Oggi la capacità di rappresaglia yemenita per gli attacchi aerei sauditi consente di effettuare lanci missilistici che raggiungono anche basi militari in prossimità di Riyad, ma ciò non toglie che, nel silenzio degli organismi internazionali, i Sauditi stiano massacrando lo Yemen dal cielo, creando una situazione di emergenza umanitaria assoluta. A essere bombardate sono perlopiù installazioni civili e centri abitati, oltretutto privi di una vera assistenza sanitaria. I profughi interni sono circa tre milioni e almeno 200.000 persone sono scappate all'estero; le necessità di assistenza alimentare sono elevatissime per circa l'80% della popolazione, insieme alla penuria di acqua potabile, elettricità, combustibili e medicine.
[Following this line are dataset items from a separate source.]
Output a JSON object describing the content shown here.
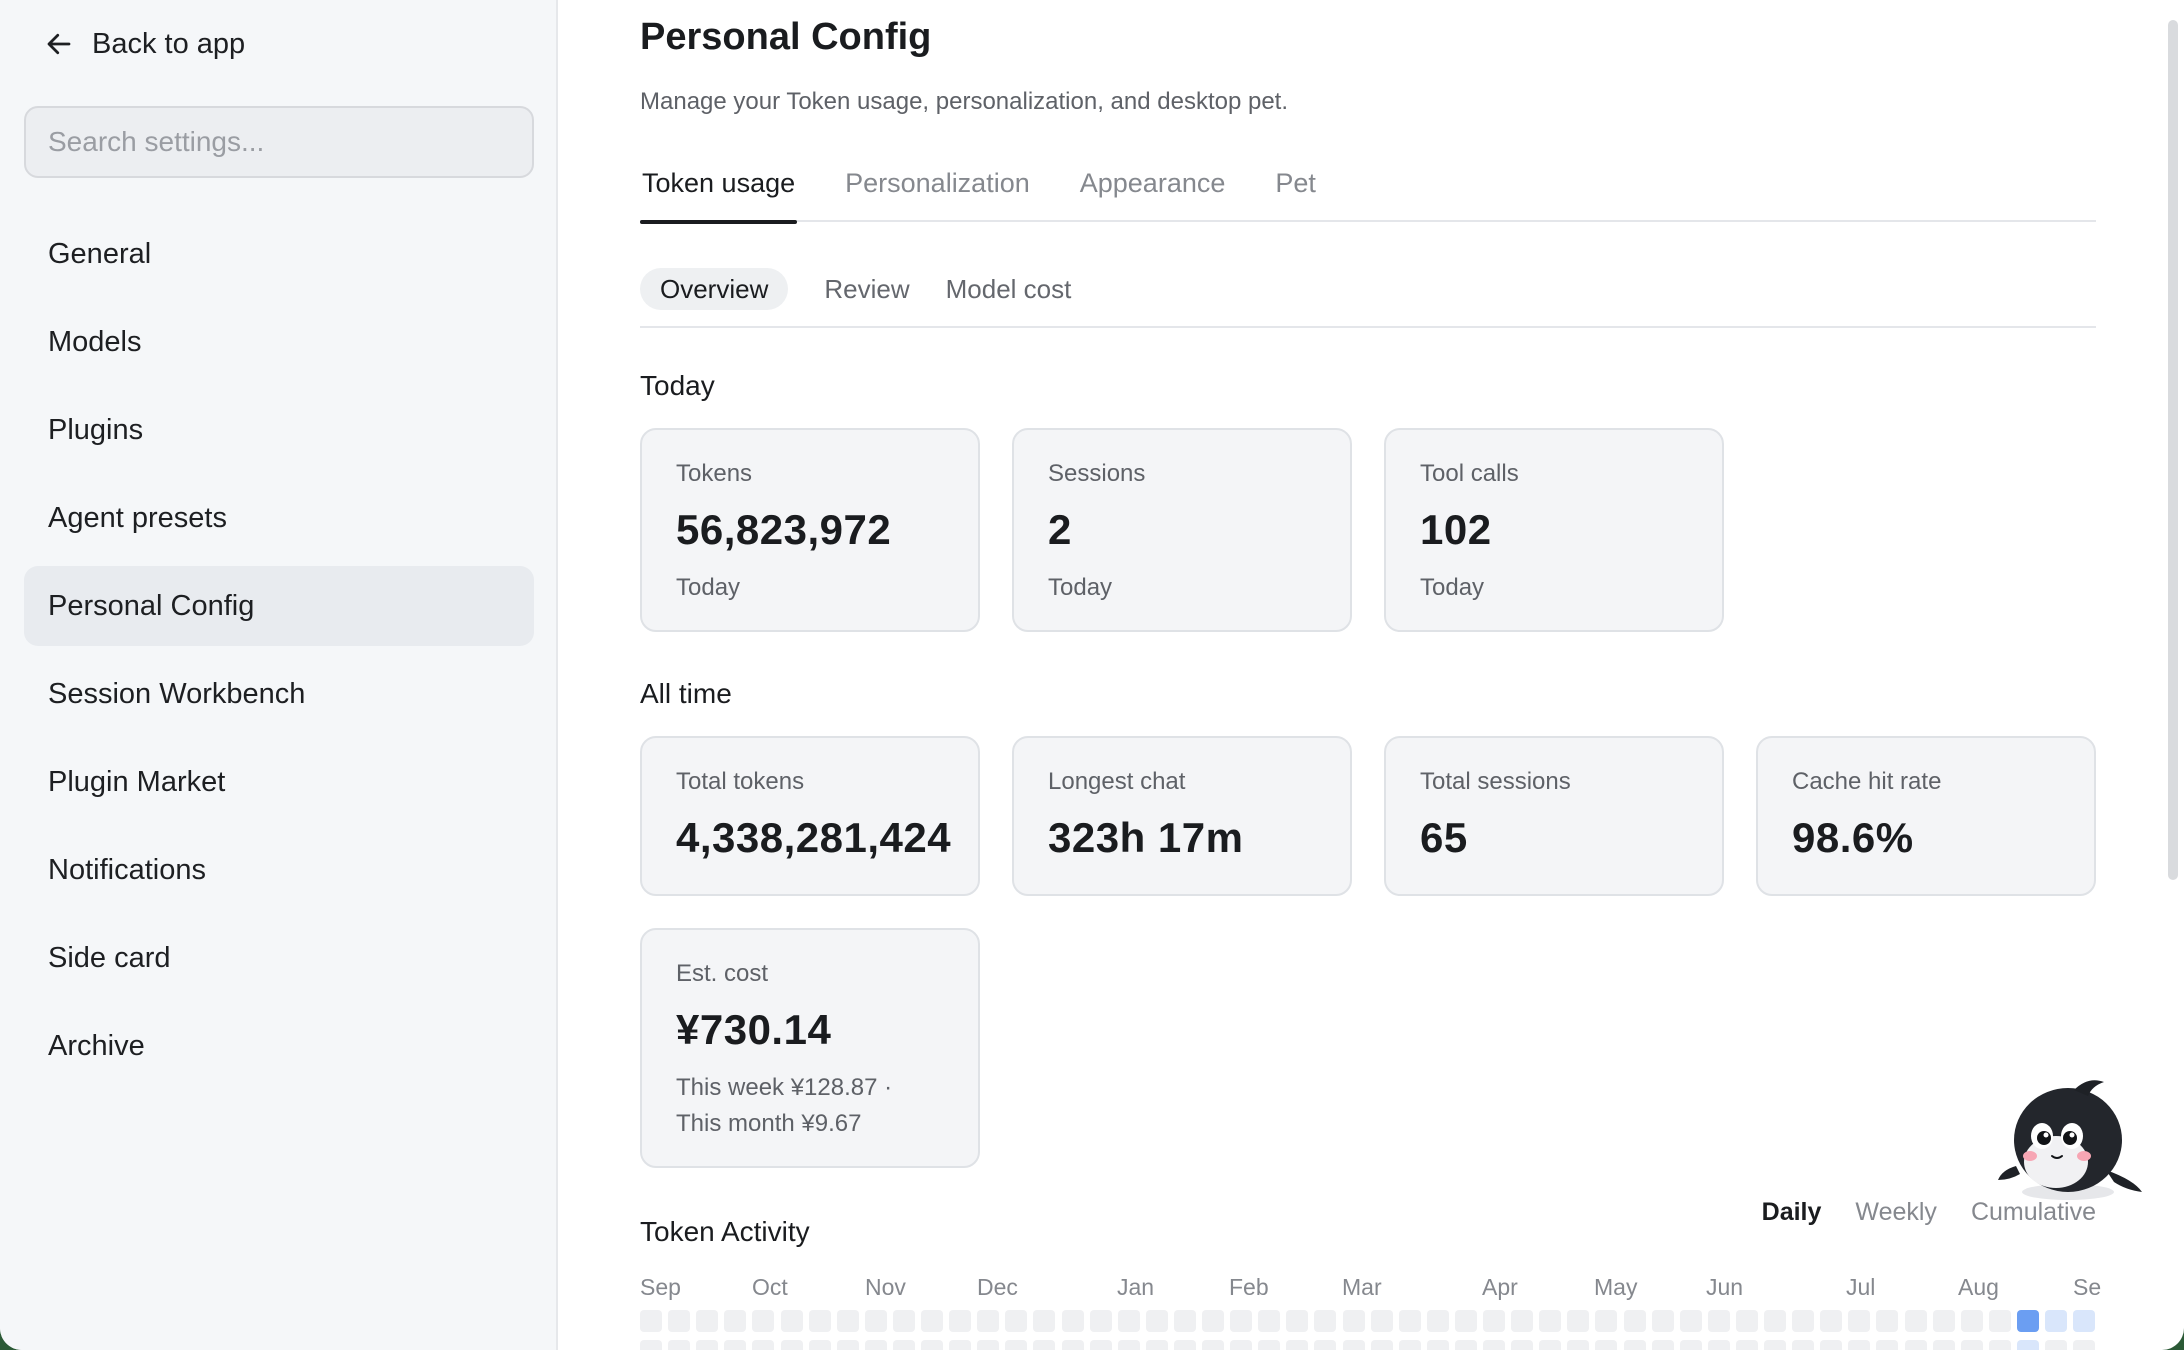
{
  "sidebar": {
    "back_label": "Back to app",
    "search_placeholder": "Search settings...",
    "items": [
      {
        "label": "General"
      },
      {
        "label": "Models"
      },
      {
        "label": "Plugins"
      },
      {
        "label": "Agent presets"
      },
      {
        "label": "Personal Config",
        "active": true
      },
      {
        "label": "Session Workbench"
      },
      {
        "label": "Plugin Market"
      },
      {
        "label": "Notifications"
      },
      {
        "label": "Side card"
      },
      {
        "label": "Archive"
      }
    ]
  },
  "header": {
    "title": "Personal Config",
    "subtitle": "Manage your Token usage, personalization, and desktop pet."
  },
  "tabs": [
    {
      "label": "Token usage",
      "active": true
    },
    {
      "label": "Personalization"
    },
    {
      "label": "Appearance"
    },
    {
      "label": "Pet"
    }
  ],
  "subtabs": [
    {
      "label": "Overview",
      "active": true
    },
    {
      "label": "Review"
    },
    {
      "label": "Model cost"
    }
  ],
  "today": {
    "title": "Today",
    "cards": [
      {
        "label": "Tokens",
        "value": "56,823,972",
        "note": "Today"
      },
      {
        "label": "Sessions",
        "value": "2",
        "note": "Today"
      },
      {
        "label": "Tool calls",
        "value": "102",
        "note": "Today"
      }
    ]
  },
  "all_time": {
    "title": "All time",
    "cards": [
      {
        "label": "Total tokens",
        "value": "4,338,281,424"
      },
      {
        "label": "Longest chat",
        "value": "323h 17m"
      },
      {
        "label": "Total sessions",
        "value": "65"
      },
      {
        "label": "Cache hit rate",
        "value": "98.6%"
      }
    ],
    "cost": {
      "label": "Est. cost",
      "value": "¥730.14",
      "note_line1": "This week ¥128.87 ·",
      "note_line2": "This month ¥9.67"
    }
  },
  "activity": {
    "title": "Token Activity",
    "views": [
      {
        "label": "Daily",
        "active": true
      },
      {
        "label": "Weekly"
      },
      {
        "label": "Cumulative"
      }
    ],
    "months": [
      "Sep",
      "Oct",
      "Nov",
      "Dec",
      "Jan",
      "Feb",
      "Mar",
      "Apr",
      "May",
      "Jun",
      "Jul",
      "Aug",
      "Se"
    ],
    "empty_color": "#eff0f2",
    "active_colors": [
      "#6b9ef2",
      "#d9e6fb"
    ]
  },
  "colors": {
    "accent": "#1a1c1f",
    "sidebar_bg": "#f5f7f9",
    "card_bg": "#f4f5f7"
  }
}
A ennesima dimostrazione dell'inutilità delle organizzazioni internazionali sta il fatto che, avendo iniziato l'Onu a imputare all'Arabia Saudita l'uso di armi non convenzionali come bombe a grappolo e armi chimiche - anticamera per un'accusa di crimini di guerra - da Riyad sia partita la minaccia di ridurre i fondi versati alle Nazioni Unite e a tutte le sue agenzie (UNRWA inclusa), nonché quella di far emettere dagli ulema sauditi una fatwa per attribuire all'Onu la qualifica di «nemico dell'Islam».
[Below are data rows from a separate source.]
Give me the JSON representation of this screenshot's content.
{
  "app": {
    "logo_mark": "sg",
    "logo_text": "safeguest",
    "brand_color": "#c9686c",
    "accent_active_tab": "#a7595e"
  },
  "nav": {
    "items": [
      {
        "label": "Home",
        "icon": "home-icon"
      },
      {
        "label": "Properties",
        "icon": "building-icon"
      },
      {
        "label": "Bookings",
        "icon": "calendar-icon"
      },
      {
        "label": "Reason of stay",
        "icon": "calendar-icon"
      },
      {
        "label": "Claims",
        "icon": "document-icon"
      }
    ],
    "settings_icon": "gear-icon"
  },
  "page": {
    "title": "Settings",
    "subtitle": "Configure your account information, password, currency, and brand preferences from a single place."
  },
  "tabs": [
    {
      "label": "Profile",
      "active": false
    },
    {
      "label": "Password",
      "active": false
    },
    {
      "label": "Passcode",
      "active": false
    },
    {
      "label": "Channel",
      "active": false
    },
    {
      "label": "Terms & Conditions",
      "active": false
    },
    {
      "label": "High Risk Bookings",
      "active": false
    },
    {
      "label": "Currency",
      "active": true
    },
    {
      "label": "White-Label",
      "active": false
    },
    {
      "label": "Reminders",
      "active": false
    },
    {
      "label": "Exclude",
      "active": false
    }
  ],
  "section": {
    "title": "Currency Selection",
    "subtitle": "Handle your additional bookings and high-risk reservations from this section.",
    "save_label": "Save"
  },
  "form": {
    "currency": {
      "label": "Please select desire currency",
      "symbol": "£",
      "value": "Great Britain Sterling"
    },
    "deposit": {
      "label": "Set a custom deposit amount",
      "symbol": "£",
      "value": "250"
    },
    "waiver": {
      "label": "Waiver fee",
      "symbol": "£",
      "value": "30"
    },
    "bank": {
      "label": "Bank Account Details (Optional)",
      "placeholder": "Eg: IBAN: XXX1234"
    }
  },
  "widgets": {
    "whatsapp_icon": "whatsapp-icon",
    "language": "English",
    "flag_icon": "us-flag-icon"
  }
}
Tuttavia sull'Arabia Saudita si addensano anche ombre non previste. Notoriamente gli alleati degli Stati Uniti non possono essere mai sicuri della durata del legame con Washington, non sapendo cioè quando verranno malamente e improvvisamente "scaricati", con o senza copertura giuridica. Intanto una copertura giuridica Washington l'ha messa a punto a carico di Riyad: il 9 settembre dello scorso anno il Congresso degli Stati Uniti ha approvato il Justice Against Sponsors of Terrorism Act (JASTA), che permette di agire contro l'Arabia Saudita per ottenere il risarcimento dei danni causati l'11 settembre 2001 da terroristi che erano di nazionalità saudita. Danni riguardanti 3.000 morti, l'abbattimento del World Trade Center - valutato in 95 miliardi di dollari - e la distruzione e la perdita dei servizi pubblici, per un totale di almeno 3.000 miliardi di dollari! Una "spada di Damocle" è quindi pronta, e chi vivrà vedrà.